Unfortunately this code doesn't work in ATS 2. The equivalent code, which fails to compile, is:

fun get_b_ref {l:addr} .<>. (pf: X @ l | x: ptr l):<>
                            [l2:addr] (int @ l2, int @ l2 -<lin> X @ l | ptr l2) =
let
  val p = addr@(x->b)
  prval pf = view@ (x->b)
in
  (pf, llam (pf) => let
          prval () = view@ (x->b) := pf
        in
          view@ (!x)
        end
    | p)
end

ATS 2 does not allow the use of view@ (!x) inside the lambda if the x comes from outside the lambda as it does in this case. Maybe this will change in future iterations of ATS 2 but currently it does not. One workaround is to resort to embedded C code:

#include "share/atspre_define.hats"
#include "share/atspre_staload.hats"

viewtypedef X = @{
  a= int,
  b= int
}
extern viewtypedef "X" = X

%{
int* get_b_ref(X* x) {
  return &x->atslab__b;
}
%}

extern fun get_b_ref {l:addr} (pf: X @ l | x: ptr l):<>
         [l2:addr] (int @ l2, int @ l2 -<lin> X @ l | ptr l2) = "mac#get_b_ref"

implement main0() = let
  var x: X = @{ a=1, b=2 }
  val (pf, pff | p) = get_b_ref(view@ x | addr@ x)
  val _ = !p := 3
  prval () = view@ x := pff(pf)
in
  println!("x.b = ", x.b)
end

Here the X object is given a name "X" that can be accessed from C using the line:

extern viewtypedef "X" = X

The get_b_ref function is implemented in C and given an extern definition that matches the previous one. Although the C implementation is effectively 'unsafe' code, any calls of get_b_ref from ATS is safe as the type defines exactly what it does. This is an example of implementing a typesafe kernel around potentially unsafe code. In this case there is no runtime overhead as the typesafe kernel is proof code.

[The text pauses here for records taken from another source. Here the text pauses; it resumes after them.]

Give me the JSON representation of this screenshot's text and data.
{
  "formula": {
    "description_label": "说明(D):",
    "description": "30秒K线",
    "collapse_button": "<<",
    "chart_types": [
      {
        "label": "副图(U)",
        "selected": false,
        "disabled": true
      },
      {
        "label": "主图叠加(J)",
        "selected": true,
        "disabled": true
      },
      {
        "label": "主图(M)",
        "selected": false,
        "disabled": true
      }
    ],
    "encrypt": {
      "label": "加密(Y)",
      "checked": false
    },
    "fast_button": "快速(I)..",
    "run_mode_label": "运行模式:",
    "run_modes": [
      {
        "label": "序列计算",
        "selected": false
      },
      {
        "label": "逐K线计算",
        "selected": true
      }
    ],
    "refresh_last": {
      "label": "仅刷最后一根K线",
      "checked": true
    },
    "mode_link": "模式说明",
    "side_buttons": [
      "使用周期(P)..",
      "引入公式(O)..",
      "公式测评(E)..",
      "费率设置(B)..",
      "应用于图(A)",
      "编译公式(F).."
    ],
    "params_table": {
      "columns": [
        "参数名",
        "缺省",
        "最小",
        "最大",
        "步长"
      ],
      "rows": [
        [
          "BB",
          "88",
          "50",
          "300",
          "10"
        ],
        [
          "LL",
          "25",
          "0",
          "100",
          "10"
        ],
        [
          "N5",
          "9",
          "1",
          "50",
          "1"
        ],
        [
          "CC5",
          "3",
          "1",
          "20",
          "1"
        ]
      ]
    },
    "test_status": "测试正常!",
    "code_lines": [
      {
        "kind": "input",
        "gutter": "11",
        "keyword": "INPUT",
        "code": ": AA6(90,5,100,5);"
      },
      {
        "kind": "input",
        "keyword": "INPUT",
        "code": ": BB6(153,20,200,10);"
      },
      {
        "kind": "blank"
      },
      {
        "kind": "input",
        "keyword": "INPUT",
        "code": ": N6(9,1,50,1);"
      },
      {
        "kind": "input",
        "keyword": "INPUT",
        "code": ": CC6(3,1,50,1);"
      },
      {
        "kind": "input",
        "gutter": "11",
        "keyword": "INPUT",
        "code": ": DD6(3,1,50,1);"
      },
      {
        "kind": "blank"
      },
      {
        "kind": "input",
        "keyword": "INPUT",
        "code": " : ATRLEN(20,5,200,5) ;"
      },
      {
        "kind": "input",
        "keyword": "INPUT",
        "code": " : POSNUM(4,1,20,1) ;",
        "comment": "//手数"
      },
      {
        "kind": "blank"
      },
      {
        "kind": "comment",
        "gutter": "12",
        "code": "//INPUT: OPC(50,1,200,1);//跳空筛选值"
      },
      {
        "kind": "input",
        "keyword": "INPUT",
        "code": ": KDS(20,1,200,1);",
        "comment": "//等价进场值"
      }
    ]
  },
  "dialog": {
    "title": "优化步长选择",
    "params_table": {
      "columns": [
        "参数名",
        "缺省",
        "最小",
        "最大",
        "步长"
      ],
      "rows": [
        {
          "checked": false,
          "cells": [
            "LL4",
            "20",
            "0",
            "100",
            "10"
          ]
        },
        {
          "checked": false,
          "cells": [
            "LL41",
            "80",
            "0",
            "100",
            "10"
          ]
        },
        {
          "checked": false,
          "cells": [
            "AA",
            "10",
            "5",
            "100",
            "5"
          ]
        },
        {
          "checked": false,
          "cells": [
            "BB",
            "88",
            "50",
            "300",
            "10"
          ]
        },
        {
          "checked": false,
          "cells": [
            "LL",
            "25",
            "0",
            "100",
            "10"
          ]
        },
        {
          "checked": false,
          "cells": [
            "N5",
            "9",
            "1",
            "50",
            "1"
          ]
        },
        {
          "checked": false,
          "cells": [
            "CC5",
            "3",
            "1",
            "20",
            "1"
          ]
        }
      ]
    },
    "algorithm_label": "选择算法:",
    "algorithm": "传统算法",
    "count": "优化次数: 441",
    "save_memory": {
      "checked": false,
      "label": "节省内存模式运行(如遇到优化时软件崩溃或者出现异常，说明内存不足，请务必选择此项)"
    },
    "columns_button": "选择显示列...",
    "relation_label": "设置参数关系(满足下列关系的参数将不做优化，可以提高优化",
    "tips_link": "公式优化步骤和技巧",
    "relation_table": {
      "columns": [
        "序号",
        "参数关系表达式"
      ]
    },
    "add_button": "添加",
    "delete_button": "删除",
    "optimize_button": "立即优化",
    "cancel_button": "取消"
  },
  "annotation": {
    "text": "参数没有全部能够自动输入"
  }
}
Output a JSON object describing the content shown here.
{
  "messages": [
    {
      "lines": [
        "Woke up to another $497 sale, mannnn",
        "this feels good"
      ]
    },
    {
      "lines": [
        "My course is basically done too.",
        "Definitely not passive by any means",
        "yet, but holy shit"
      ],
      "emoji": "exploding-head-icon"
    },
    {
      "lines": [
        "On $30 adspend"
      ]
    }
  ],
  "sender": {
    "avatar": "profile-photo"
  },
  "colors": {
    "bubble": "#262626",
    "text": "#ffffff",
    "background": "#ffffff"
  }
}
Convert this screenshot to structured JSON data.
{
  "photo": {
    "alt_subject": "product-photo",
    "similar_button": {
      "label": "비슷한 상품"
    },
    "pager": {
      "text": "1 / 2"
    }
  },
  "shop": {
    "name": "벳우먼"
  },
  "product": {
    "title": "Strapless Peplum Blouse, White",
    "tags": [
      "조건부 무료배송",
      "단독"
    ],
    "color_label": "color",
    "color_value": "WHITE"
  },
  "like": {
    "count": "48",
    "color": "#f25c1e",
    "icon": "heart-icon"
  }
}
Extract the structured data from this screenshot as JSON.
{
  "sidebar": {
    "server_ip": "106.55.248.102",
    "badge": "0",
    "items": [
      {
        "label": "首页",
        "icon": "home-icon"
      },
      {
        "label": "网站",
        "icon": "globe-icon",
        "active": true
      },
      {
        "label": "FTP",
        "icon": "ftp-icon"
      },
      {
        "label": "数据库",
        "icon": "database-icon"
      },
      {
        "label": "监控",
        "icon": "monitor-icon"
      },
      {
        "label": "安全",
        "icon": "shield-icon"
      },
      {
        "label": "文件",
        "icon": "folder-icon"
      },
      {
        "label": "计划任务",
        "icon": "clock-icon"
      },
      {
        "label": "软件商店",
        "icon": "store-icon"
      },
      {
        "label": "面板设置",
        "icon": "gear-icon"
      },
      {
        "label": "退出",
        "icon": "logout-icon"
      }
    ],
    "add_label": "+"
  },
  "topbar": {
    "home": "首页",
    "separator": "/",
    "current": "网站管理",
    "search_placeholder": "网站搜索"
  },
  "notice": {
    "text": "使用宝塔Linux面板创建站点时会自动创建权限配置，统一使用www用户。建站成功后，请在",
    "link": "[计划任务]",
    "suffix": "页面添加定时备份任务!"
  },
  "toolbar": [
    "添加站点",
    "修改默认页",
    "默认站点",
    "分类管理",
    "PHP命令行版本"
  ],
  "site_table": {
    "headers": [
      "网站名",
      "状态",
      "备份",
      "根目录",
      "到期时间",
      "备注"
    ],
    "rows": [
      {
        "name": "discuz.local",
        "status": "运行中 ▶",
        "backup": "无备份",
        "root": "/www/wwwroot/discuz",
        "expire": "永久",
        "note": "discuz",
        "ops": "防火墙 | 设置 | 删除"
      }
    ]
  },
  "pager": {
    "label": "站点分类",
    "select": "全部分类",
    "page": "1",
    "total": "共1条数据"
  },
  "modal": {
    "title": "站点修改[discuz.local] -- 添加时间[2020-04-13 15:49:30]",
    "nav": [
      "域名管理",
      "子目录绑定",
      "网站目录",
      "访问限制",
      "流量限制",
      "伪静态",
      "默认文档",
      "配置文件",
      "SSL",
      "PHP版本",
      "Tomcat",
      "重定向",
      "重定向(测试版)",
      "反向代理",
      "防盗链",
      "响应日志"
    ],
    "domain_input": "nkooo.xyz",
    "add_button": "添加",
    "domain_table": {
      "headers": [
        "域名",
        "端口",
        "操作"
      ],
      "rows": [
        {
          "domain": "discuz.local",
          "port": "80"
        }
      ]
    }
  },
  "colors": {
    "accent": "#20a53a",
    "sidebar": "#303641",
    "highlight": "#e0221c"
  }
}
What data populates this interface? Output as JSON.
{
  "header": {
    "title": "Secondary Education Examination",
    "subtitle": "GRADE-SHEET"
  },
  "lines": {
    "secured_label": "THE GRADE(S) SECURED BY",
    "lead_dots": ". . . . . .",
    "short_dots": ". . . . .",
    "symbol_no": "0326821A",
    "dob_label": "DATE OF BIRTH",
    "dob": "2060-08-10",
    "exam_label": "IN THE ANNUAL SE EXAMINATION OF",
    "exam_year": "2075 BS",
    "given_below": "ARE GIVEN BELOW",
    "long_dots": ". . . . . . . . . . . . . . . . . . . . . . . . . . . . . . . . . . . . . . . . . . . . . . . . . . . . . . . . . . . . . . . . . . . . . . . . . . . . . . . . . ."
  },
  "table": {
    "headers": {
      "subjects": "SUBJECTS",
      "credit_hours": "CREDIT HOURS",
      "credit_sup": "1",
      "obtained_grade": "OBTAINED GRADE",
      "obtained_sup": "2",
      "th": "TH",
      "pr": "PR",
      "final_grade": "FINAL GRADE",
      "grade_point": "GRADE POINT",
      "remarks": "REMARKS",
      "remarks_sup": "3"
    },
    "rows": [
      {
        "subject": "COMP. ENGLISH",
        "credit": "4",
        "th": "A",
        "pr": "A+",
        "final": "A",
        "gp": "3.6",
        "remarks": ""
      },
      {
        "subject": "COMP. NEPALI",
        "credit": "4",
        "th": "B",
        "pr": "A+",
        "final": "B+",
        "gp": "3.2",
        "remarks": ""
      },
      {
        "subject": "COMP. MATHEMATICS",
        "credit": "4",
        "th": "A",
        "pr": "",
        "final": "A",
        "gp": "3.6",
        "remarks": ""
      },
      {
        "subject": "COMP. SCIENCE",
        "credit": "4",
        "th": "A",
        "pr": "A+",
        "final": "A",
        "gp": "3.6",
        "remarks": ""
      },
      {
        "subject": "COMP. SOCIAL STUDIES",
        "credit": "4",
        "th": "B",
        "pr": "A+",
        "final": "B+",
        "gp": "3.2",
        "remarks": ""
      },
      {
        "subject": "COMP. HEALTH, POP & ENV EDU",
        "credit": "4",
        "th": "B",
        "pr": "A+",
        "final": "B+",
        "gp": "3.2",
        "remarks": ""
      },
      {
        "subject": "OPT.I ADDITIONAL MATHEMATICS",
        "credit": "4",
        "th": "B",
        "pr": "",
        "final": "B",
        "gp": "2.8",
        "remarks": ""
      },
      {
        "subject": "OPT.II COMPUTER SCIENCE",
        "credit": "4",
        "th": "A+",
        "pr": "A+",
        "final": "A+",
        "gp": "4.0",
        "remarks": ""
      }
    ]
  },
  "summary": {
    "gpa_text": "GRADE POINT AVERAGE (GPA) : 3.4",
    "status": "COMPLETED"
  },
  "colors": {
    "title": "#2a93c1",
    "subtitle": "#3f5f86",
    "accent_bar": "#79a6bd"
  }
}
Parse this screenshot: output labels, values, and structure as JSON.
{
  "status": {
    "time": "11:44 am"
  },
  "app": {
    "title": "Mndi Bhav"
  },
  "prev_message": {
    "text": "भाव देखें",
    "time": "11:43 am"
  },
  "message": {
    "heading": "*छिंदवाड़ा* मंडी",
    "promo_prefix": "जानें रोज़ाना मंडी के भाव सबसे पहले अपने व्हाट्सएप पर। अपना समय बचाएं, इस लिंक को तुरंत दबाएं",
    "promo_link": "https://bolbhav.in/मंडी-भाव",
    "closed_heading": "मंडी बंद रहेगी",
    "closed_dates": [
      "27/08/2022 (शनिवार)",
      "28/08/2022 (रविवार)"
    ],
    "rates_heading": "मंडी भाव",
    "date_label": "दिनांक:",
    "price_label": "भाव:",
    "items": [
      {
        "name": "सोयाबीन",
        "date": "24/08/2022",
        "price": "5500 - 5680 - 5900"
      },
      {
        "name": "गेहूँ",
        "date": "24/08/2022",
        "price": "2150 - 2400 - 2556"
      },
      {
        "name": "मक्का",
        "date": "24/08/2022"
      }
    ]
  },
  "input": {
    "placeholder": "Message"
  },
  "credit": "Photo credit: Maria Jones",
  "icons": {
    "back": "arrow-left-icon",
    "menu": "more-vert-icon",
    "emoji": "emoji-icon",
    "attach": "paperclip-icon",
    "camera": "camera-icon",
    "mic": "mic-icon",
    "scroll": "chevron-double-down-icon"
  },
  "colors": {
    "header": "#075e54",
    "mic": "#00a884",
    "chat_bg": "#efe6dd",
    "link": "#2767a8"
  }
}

Which approach to use depends on the project. Often the overhead of implementing safe pointer code in ATS in terms of satisfying the proofs of the implementation is too much at the time. Embedded C with a safe external definition is a faster approach to get things done. Later the C code could be replaced with proof-correct ATS as desired.

Hopefully this gives some insight in what ATS can do, and gives some appreciation of the simplicity of the approach Rust has taken. ATS tends towards providing the low level tools to build the level of access you want but this has cognitive and syntactic overhead. Once you're famliar with the system it becomes understandable but it's probably not "new user friendly" like Rust is.